4. Frank Ocean: Blonde

Frank Ocean went dark after the release of “Channel Orange” in 2012, with only passing hints and rumors to tide fans over until his next release. It wasn’t until earlier this year that we were promised a follow up, and the most anticipated album in recent memory did not disappoint. Ocean approaches this album with more torn down instrumentals and lighter production, allowing his voice to shine through as the album’s true guide. “Nikes” is a glowing, dreamy assertion of Frank’s return, while “Self Control” is one of the most emotional and heartbreaking tracks of the year. 

3. Anderson .Paak: Malibu

While he may not be as well-known as he should be, Anderson .Paak managed to steal 2016 with some of the best features of the year (including “Dang!” by Mac Miller and “Dapper” from Domo Genesis), as well as two full length albums, “Yes Lawd!” with producer Knxwledge under their moniker NxWorries, and “Malibu,” one of the finest albums of the year. A blend of soul and hip-hop that is unprecedented, .Paak smoothly toes the line with tracks like “The Waters” and “Am I Wrong,” establishing a landscape that firmly sets him apart from the rest. 

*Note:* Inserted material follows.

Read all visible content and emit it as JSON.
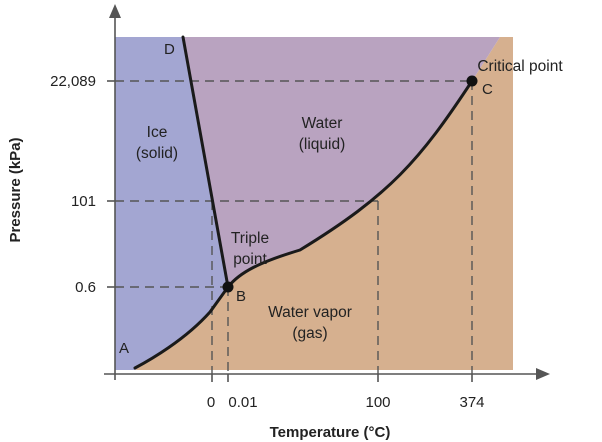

2. Chance the Rapper: Coloring Book

After 2013’s “Acid Rap,” fans were afraid that Chance the Rapper had set the bar for himself way too high. On “Coloring Book,” Chance takes that bar and breaks it, producing the best rap album of the year with one of the most uplifting tracklists in recent memory. As Chance is highly anti-label, he has generated significant buzz for his success in the absence of major label support, highlighted by the track “No Problem,” a dizzying banger with a throwback guest verse from Lil Wayne. “Summer Friends” allows Chance to return to the days of his youth and reflect on where he’s been and where he’s going, and with this triumphant album, it seems as though the sky is the limit for Chancellor Bennett. 

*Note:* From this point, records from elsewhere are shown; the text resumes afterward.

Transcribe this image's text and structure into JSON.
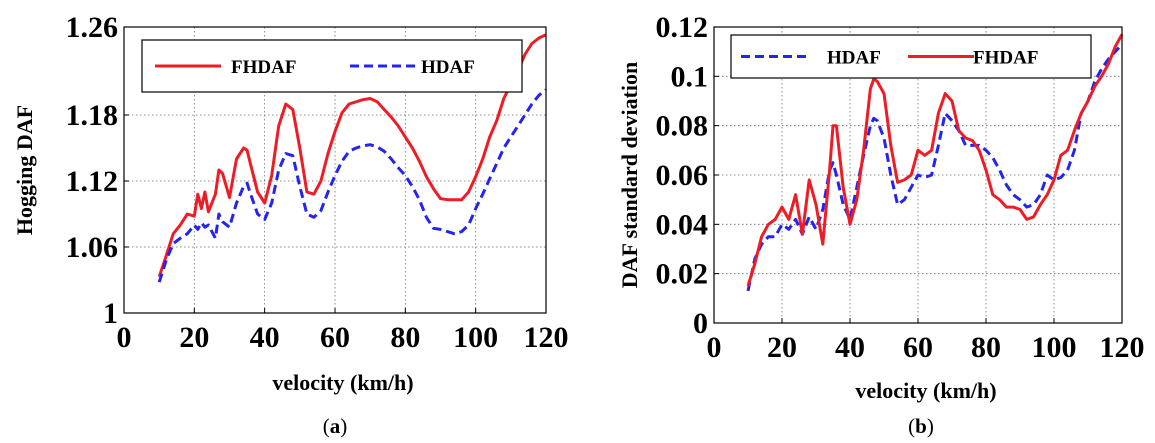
{
  "chart_data": [
    {
      "type": "line",
      "caption_letter": "a",
      "xlabel": "velocity (km/h)",
      "ylabel": "Hogging DAF",
      "xlim": [
        0,
        120
      ],
      "ylim": [
        1.0,
        1.26
      ],
      "xticks": [
        "0",
        "20",
        "40",
        "60",
        "80",
        "100",
        "120"
      ],
      "yticks": [
        "1",
        "1.06",
        "1.12",
        "1.18",
        "1.26"
      ],
      "ytick_values": [
        1.0,
        1.06,
        1.12,
        1.18,
        1.26
      ],
      "grid": true,
      "legend_position": "top",
      "series": [
        {
          "name": "FHDAF",
          "color": "#ee1c25",
          "style": "solid",
          "x": [
            10,
            12,
            14,
            16,
            18,
            20,
            21,
            22,
            23,
            24,
            26,
            27,
            28,
            30,
            32,
            34,
            35,
            36,
            38,
            40,
            42,
            44,
            46,
            48,
            50,
            52,
            54,
            56,
            58,
            60,
            62,
            64,
            66,
            68,
            70,
            72,
            74,
            76,
            78,
            80,
            82,
            84,
            86,
            88,
            90,
            92,
            94,
            96,
            98,
            100,
            102,
            104,
            106,
            108,
            110,
            112,
            114,
            116,
            118,
            120
          ],
          "y": [
            1.033,
            1.052,
            1.072,
            1.08,
            1.09,
            1.088,
            1.108,
            1.095,
            1.11,
            1.092,
            1.108,
            1.13,
            1.127,
            1.105,
            1.14,
            1.15,
            1.148,
            1.135,
            1.11,
            1.1,
            1.125,
            1.17,
            1.19,
            1.185,
            1.15,
            1.11,
            1.108,
            1.12,
            1.145,
            1.165,
            1.182,
            1.19,
            1.192,
            1.194,
            1.195,
            1.192,
            1.185,
            1.178,
            1.17,
            1.16,
            1.15,
            1.138,
            1.124,
            1.113,
            1.104,
            1.103,
            1.103,
            1.103,
            1.11,
            1.124,
            1.14,
            1.16,
            1.175,
            1.195,
            1.208,
            1.22,
            1.235,
            1.245,
            1.25,
            1.253
          ]
        },
        {
          "name": "HDAF",
          "color": "#2424f0",
          "style": "dashed",
          "x": [
            10,
            12,
            14,
            16,
            18,
            20,
            21,
            22,
            23,
            24,
            26,
            27,
            28,
            30,
            32,
            34,
            35,
            36,
            38,
            40,
            42,
            44,
            46,
            48,
            50,
            52,
            54,
            56,
            58,
            60,
            62,
            64,
            66,
            68,
            70,
            72,
            74,
            76,
            78,
            80,
            82,
            84,
            86,
            88,
            90,
            92,
            94,
            96,
            98,
            100,
            102,
            104,
            106,
            108,
            110,
            112,
            114,
            116,
            118,
            120
          ],
          "y": [
            1.028,
            1.048,
            1.063,
            1.068,
            1.072,
            1.08,
            1.076,
            1.082,
            1.078,
            1.08,
            1.068,
            1.09,
            1.083,
            1.078,
            1.1,
            1.115,
            1.118,
            1.108,
            1.09,
            1.085,
            1.1,
            1.13,
            1.145,
            1.143,
            1.115,
            1.09,
            1.087,
            1.093,
            1.11,
            1.125,
            1.138,
            1.147,
            1.15,
            1.152,
            1.153,
            1.151,
            1.147,
            1.14,
            1.132,
            1.125,
            1.115,
            1.103,
            1.087,
            1.077,
            1.076,
            1.074,
            1.072,
            1.074,
            1.08,
            1.095,
            1.108,
            1.122,
            1.136,
            1.15,
            1.16,
            1.17,
            1.18,
            1.19,
            1.198,
            1.203
          ]
        }
      ]
    },
    {
      "type": "line",
      "caption_letter": "b",
      "xlabel": "velocity (km/h)",
      "ylabel": "DAF standard deviation",
      "xlim": [
        0,
        120
      ],
      "ylim": [
        0,
        0.12
      ],
      "xticks": [
        "0",
        "20",
        "40",
        "60",
        "80",
        "100",
        "120"
      ],
      "yticks": [
        "0",
        "0.02",
        "0.04",
        "0.06",
        "0.08",
        "0.1",
        "0.12"
      ],
      "ytick_values": [
        0,
        0.02,
        0.04,
        0.06,
        0.08,
        0.1,
        0.12
      ],
      "grid": true,
      "legend_position": "top",
      "series": [
        {
          "name": "HDAF",
          "color": "#2424f0",
          "style": "dashed",
          "x": [
            10,
            12,
            14,
            16,
            18,
            20,
            22,
            24,
            26,
            28,
            30,
            32,
            34,
            35,
            36,
            38,
            40,
            42,
            44,
            46,
            47,
            48,
            50,
            52,
            54,
            56,
            58,
            60,
            62,
            64,
            66,
            68,
            70,
            72,
            74,
            76,
            78,
            80,
            82,
            84,
            86,
            88,
            90,
            92,
            94,
            96,
            98,
            100,
            102,
            104,
            106,
            108,
            110,
            112,
            114,
            116,
            118,
            120
          ],
          "y": [
            0.013,
            0.026,
            0.032,
            0.035,
            0.035,
            0.04,
            0.038,
            0.042,
            0.036,
            0.043,
            0.038,
            0.046,
            0.062,
            0.065,
            0.06,
            0.048,
            0.042,
            0.055,
            0.068,
            0.08,
            0.083,
            0.082,
            0.075,
            0.06,
            0.048,
            0.05,
            0.055,
            0.06,
            0.059,
            0.06,
            0.072,
            0.085,
            0.082,
            0.078,
            0.072,
            0.072,
            0.072,
            0.07,
            0.067,
            0.062,
            0.056,
            0.052,
            0.05,
            0.047,
            0.048,
            0.052,
            0.06,
            0.058,
            0.059,
            0.062,
            0.07,
            0.085,
            0.09,
            0.098,
            0.103,
            0.107,
            0.11,
            0.113
          ]
        },
        {
          "name": "FHDAF",
          "color": "#ee1c25",
          "style": "solid",
          "x": [
            10,
            12,
            14,
            16,
            18,
            20,
            22,
            24,
            26,
            28,
            30,
            32,
            34,
            35,
            36,
            38,
            40,
            42,
            44,
            46,
            47,
            48,
            50,
            52,
            54,
            56,
            58,
            60,
            62,
            64,
            66,
            68,
            70,
            72,
            74,
            76,
            78,
            80,
            82,
            84,
            86,
            88,
            90,
            92,
            94,
            96,
            98,
            100,
            102,
            104,
            106,
            108,
            110,
            112,
            114,
            116,
            118,
            120
          ],
          "y": [
            0.015,
            0.024,
            0.035,
            0.04,
            0.042,
            0.047,
            0.042,
            0.052,
            0.036,
            0.058,
            0.048,
            0.032,
            0.062,
            0.08,
            0.08,
            0.055,
            0.04,
            0.05,
            0.07,
            0.095,
            0.099,
            0.098,
            0.093,
            0.072,
            0.057,
            0.058,
            0.06,
            0.07,
            0.068,
            0.07,
            0.085,
            0.093,
            0.09,
            0.078,
            0.075,
            0.074,
            0.07,
            0.062,
            0.052,
            0.05,
            0.047,
            0.047,
            0.046,
            0.042,
            0.043,
            0.048,
            0.052,
            0.058,
            0.068,
            0.07,
            0.078,
            0.085,
            0.09,
            0.096,
            0.1,
            0.105,
            0.112,
            0.117
          ]
        }
      ]
    }
  ]
}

1. Bon Iver: 22, A Million

Bon Iver’s legend had become something of a handicap. Back in 2006-07, lead singer Justin Vernon holed up on a Wisconsin cabin, drinking beer, chopping wood and writing songs about his relationships and struggles. The product of this was “For Emma, Forever Ago,” the band’s debut and one of the most heartfelt indie-folk albums in the genre’s history. Their 2011 follow up, the self-titled “Bon Iver,” doubled down on the heartbreak while adding more instrumentation to their sound. 

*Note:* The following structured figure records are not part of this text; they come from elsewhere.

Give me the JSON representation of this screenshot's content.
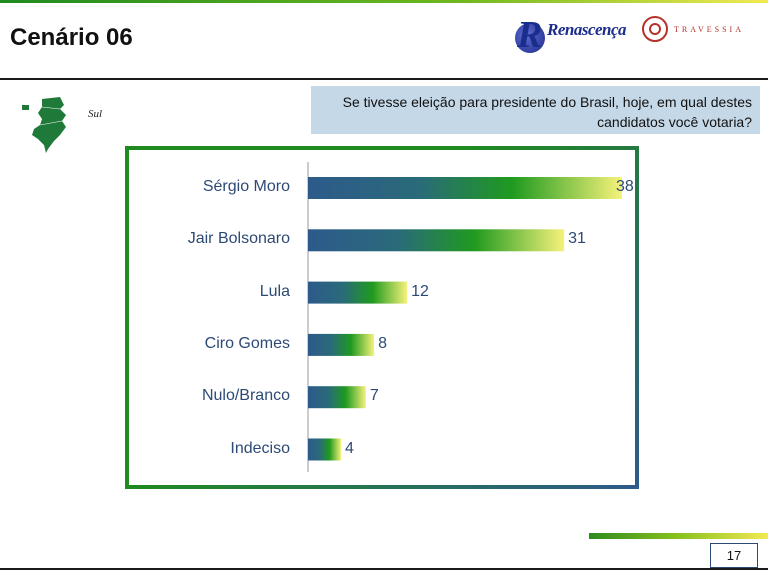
{
  "header": {
    "title": "Cenário 06",
    "logo_renascenca": "Renascença",
    "logo_travessia": "TRAVESSIA"
  },
  "region": {
    "label": "Sul",
    "icon": "brazil-south-map-icon"
  },
  "question": "Se tivesse eleição para presidente do Brasil, hoje, em qual destes candidatos você votaria?",
  "chart_data": {
    "type": "bar",
    "orientation": "horizontal",
    "categories": [
      "Sérgio Moro",
      "Jair Bolsonaro",
      "Lula",
      "Ciro Gomes",
      "Nulo/Branco",
      "Indeciso"
    ],
    "values": [
      38,
      31,
      12,
      8,
      7,
      4
    ],
    "title": "",
    "xlabel": "",
    "ylabel": "",
    "xlim": [
      0,
      38
    ],
    "grid": false,
    "colors": {
      "bar_start": "#2d5a8a",
      "bar_mid": "#1f9a1f",
      "bar_end": "#f6f27a"
    }
  },
  "footer": {
    "page_number": "17"
  }
}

On “22, A Million” Vernon takes that sound, warps it beyond recognition, and adds his unique voice and enigmatic songwriting to create one of the most significant stylistic departures in recent memory. Instead of guitar led folk rock, Vernon adds electronica and vocoders (while also creating his own instrument, the Messina) for an art-pop sound that is all its own. Thankfully, Vernon pulls this off in a big way. “33 God” combines optimism and melancholy in beautiful fashion, while “29 #Strafford Apts” and “00000 Million” takes the best parts of his folk roots and layers them over his new sound.